Director Soi Cheang easily found himself on more sturdier ground amid franchise efforts in 2016; While The Monkey King became a smashing success a few years earlier, there’s no question the film had its share of flaws that needed acknowledging per sequel intentions. The Monkey King 2 drew a slightly smaller return but nevertheless retained a stronger outing commercially, as well as critically and for a number of reasons, which makes his new third installation all the more rewarding.
Light on heavy-handed martial arts and substantive in splashy, stunning visuals, action, spectacle and riotous comedy, we return to the folkloric world of Wu Cheng’en’s ancient literary telling of Buddhist monk, Tang, and his iconic disciples led by our titular mythological hero, the incorrigible, yet brave and noble Wukong, played once again by Aaron Kwok. The film almost instantly propels you into a whirlwind adventure as calamity finds our journeying heroes crashlanding into a mysterious, safeguarded kingdom inhabited solely by women. What ensues is multi-angular tale of self-discovery through mystery, wonder, peril and heartbreak as Tang and the kingdom’s Queen struggle with their feelings and convictions in lieu of an epic battle that could determine the fate of the kingdom.
Actress Zanilia Zhao makes her entry into the trilogy as the Queen of Womanland next to Gigi Leung who plays Perceptor, the Queen’s caretaker since childbirth and strict overseer of the kingdom and its laws and penalties therein. Such is what lies ahead for our male quartet – Wukong, Tang, Baije and Sha Wujing – who are met with the might of an entire army upon their captivity and the potential penality of death.
The film never ceases to be anything short of light-hearted in its progress with actor Xiao Shenyang front and center as Baije, the shapeshifting pig demon of legend shepherding much of the film’s gags. Him Law reprises his role as fellow disciple Sha Wujing, a water demon who can command the ocean and doesn’t hugely stand out as anything else than a formidable muscle. His efforts to match the comedic fervor of his co-stars, while entertaining, are anything but memorable.
William Feng returns once more as the stoic monk bent on finding the ancient Scriptures to help bring mankind salvation. Love and nurturing are continual themes between Tang and the Queen and one that persists with at least several other characters in the film that ultimately brings things full circle.
Kwok has the title role down to a T as Wukong; The weight of the story falls largely on Tang which leaves Wukong’s presence more secondary, but never diminutive or immaterial. Point in fact, Wukong’s simplistic, youthful, sometimes coy approach to things brings plenty of charm and versatilty to his function as the cog that keeps the wheels of the franchise turning.

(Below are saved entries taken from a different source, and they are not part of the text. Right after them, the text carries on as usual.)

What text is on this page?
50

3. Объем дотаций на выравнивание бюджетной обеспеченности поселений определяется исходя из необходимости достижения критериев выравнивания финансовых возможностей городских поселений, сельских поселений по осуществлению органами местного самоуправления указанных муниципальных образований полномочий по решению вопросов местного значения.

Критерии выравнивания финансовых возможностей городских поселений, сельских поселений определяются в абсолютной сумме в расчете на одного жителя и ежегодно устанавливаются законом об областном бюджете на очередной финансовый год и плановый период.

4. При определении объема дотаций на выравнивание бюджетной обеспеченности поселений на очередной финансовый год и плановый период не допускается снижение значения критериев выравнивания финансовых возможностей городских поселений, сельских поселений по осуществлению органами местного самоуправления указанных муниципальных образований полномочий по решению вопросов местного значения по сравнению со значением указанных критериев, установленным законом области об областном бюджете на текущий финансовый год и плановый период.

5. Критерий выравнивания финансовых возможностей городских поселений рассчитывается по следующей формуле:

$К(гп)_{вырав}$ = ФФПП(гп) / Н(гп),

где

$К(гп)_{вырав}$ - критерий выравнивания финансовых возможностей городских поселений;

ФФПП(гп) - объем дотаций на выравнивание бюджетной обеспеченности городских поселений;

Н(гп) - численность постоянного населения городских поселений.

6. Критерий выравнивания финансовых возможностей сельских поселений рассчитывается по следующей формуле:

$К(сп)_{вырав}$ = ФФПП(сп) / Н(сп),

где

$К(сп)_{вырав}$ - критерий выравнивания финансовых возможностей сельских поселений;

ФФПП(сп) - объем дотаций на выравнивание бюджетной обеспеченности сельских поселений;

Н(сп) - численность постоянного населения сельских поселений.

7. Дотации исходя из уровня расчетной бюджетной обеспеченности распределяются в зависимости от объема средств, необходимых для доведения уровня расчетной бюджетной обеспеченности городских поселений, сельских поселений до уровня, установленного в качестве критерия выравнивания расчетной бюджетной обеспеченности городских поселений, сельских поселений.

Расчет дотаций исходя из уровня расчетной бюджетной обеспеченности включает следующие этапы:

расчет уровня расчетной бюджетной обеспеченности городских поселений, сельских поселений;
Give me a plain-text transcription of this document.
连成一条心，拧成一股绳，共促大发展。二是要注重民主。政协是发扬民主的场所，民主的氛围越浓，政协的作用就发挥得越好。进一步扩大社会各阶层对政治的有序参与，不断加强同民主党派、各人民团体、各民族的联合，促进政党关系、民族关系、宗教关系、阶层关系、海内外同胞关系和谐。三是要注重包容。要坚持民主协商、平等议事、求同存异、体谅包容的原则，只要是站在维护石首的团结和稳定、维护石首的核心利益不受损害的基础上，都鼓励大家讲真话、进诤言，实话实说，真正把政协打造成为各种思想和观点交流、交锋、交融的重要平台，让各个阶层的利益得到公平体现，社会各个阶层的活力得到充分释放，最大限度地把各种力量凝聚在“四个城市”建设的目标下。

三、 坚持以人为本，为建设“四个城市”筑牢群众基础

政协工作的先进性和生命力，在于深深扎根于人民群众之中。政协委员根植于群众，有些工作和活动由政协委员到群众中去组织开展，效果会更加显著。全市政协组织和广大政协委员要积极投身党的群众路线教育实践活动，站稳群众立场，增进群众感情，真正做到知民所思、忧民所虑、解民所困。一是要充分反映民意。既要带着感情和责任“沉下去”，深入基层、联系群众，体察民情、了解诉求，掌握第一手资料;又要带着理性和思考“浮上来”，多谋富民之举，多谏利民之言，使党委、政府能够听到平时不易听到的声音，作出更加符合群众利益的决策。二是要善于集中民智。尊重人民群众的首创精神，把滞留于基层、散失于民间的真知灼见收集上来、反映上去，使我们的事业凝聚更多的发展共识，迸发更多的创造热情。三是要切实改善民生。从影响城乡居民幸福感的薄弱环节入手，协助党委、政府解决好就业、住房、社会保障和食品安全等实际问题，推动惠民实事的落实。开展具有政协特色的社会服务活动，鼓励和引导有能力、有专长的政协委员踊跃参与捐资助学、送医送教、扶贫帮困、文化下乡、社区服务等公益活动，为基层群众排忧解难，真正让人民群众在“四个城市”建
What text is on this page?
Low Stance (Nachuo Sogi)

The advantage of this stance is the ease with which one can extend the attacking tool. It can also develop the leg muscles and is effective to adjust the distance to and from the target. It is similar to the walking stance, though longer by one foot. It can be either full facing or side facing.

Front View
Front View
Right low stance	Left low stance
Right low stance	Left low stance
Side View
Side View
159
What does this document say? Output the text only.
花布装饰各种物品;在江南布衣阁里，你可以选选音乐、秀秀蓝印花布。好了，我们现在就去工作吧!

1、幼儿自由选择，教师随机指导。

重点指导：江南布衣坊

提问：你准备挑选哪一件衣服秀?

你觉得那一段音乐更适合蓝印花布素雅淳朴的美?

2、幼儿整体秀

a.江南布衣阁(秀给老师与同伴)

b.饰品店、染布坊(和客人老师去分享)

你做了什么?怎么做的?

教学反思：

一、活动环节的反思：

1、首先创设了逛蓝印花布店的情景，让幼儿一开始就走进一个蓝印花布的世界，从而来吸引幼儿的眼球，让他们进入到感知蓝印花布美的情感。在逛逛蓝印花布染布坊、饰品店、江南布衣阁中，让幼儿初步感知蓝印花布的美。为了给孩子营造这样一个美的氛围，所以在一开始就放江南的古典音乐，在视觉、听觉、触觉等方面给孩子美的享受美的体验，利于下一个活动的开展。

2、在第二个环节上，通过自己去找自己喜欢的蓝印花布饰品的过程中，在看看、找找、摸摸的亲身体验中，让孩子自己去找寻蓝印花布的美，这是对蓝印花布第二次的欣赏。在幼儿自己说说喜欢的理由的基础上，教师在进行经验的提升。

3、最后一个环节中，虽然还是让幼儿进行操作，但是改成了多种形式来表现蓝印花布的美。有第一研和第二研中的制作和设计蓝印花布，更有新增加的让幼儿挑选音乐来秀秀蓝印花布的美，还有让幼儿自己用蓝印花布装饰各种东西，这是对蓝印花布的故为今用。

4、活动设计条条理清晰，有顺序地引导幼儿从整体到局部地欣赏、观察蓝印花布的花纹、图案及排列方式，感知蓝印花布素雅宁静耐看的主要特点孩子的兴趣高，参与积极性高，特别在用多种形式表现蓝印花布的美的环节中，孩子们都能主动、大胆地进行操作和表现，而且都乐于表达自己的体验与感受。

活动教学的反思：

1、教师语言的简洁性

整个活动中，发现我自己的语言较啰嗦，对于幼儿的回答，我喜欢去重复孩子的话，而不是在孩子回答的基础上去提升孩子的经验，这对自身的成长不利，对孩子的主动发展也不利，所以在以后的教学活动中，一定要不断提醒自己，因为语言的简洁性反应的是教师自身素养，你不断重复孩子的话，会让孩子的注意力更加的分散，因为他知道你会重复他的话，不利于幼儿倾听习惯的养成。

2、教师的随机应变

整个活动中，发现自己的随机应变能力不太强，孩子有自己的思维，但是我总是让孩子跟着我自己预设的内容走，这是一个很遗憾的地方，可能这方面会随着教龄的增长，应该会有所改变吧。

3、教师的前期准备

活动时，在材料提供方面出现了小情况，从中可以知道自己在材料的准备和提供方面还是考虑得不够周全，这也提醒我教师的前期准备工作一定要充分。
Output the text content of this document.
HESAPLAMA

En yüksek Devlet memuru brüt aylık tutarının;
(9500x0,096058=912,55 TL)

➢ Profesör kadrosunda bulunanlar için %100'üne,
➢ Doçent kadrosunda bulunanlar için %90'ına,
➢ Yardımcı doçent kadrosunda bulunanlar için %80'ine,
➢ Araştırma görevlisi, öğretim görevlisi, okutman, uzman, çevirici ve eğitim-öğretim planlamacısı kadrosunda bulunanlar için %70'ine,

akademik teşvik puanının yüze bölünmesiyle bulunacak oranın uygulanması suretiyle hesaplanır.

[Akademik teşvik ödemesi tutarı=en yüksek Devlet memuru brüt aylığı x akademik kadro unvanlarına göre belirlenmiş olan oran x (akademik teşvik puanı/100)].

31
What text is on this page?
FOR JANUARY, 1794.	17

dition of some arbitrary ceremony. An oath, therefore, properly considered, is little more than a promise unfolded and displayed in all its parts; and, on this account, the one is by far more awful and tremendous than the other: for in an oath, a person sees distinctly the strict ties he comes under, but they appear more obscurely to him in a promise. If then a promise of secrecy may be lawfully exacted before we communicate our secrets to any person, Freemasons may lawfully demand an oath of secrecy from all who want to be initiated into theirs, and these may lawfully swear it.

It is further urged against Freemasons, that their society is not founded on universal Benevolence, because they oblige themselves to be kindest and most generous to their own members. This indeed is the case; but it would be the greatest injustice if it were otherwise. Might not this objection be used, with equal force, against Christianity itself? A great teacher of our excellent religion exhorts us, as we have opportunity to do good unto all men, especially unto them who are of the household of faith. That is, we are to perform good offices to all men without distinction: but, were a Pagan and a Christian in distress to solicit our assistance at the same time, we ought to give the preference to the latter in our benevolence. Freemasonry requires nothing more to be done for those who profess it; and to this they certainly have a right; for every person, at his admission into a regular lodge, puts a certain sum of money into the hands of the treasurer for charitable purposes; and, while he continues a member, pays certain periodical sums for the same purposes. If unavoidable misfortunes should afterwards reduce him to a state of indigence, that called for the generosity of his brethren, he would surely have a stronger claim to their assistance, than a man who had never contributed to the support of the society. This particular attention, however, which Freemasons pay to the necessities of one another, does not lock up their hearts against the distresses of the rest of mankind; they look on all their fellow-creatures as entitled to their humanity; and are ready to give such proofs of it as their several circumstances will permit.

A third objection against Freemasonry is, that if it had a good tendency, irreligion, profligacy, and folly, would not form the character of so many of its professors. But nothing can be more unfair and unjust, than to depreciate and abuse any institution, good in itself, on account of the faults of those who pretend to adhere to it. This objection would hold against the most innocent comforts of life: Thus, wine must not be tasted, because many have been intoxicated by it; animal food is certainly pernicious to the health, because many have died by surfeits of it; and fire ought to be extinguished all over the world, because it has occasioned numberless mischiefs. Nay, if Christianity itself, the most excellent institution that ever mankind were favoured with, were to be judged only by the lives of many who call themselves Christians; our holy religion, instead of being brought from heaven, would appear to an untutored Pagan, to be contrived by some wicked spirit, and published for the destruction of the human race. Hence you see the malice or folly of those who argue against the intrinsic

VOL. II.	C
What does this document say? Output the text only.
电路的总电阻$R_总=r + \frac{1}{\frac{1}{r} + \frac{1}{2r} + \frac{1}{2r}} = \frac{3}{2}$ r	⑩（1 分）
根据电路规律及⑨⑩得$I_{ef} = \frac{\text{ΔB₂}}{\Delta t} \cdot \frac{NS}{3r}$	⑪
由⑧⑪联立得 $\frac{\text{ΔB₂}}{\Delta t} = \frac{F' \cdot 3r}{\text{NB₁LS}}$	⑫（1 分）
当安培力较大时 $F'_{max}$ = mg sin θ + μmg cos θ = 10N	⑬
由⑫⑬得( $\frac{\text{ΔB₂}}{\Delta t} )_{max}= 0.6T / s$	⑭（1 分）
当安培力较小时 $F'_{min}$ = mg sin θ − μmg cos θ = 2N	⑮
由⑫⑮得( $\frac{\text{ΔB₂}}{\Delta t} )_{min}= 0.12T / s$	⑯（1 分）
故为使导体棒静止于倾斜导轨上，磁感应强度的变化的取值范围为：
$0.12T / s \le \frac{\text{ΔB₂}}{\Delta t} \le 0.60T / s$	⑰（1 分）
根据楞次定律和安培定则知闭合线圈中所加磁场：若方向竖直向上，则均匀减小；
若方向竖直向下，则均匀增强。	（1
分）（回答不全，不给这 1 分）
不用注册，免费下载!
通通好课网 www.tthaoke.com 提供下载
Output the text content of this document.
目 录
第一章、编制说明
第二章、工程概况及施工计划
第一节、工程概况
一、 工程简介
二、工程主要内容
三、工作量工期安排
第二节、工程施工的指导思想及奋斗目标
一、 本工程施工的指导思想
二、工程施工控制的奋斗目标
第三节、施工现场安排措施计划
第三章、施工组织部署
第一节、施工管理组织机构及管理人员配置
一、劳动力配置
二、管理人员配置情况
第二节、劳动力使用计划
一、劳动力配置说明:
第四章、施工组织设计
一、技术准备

Perfect VFX-heavy cinema is hard to come by while it’s no real burden with this installation. Epic battles with various creatures and a gender-neutral River God – played by Taiwanese actress Lin Chi-Ling – comprise the film’s high-flying action sequences with largely solid visual effects that prove to be, much like the 2016 sequel, a cut above the first film, in addition to much of the scenic views which pop out with richness and allure in color and texture.
Emotive subtext adds magnanimously to the sympathetic bedrock of our characters with Tang being central to the film’s spiritual anchorage. The Monkey King 2 scribe Elvis Han’s screenplay proves staple for the consistency and sturdiness of Cheang’s rendition of the mythological saga, on top of a strong cast and a functioning and focused vision for such an ambitious production.
Inarguably, a fourth entry would suffice interested eyes should The Monkey King 3 meet its goals at the box office. Learning from its previous mistakes in order to form more linear, concrete narratives with noticeably more polished visual effects and production design have certainly helped this franchise find its footing, and as such, one hopes this saga will continue to bear further fruit and reap the rewards to come.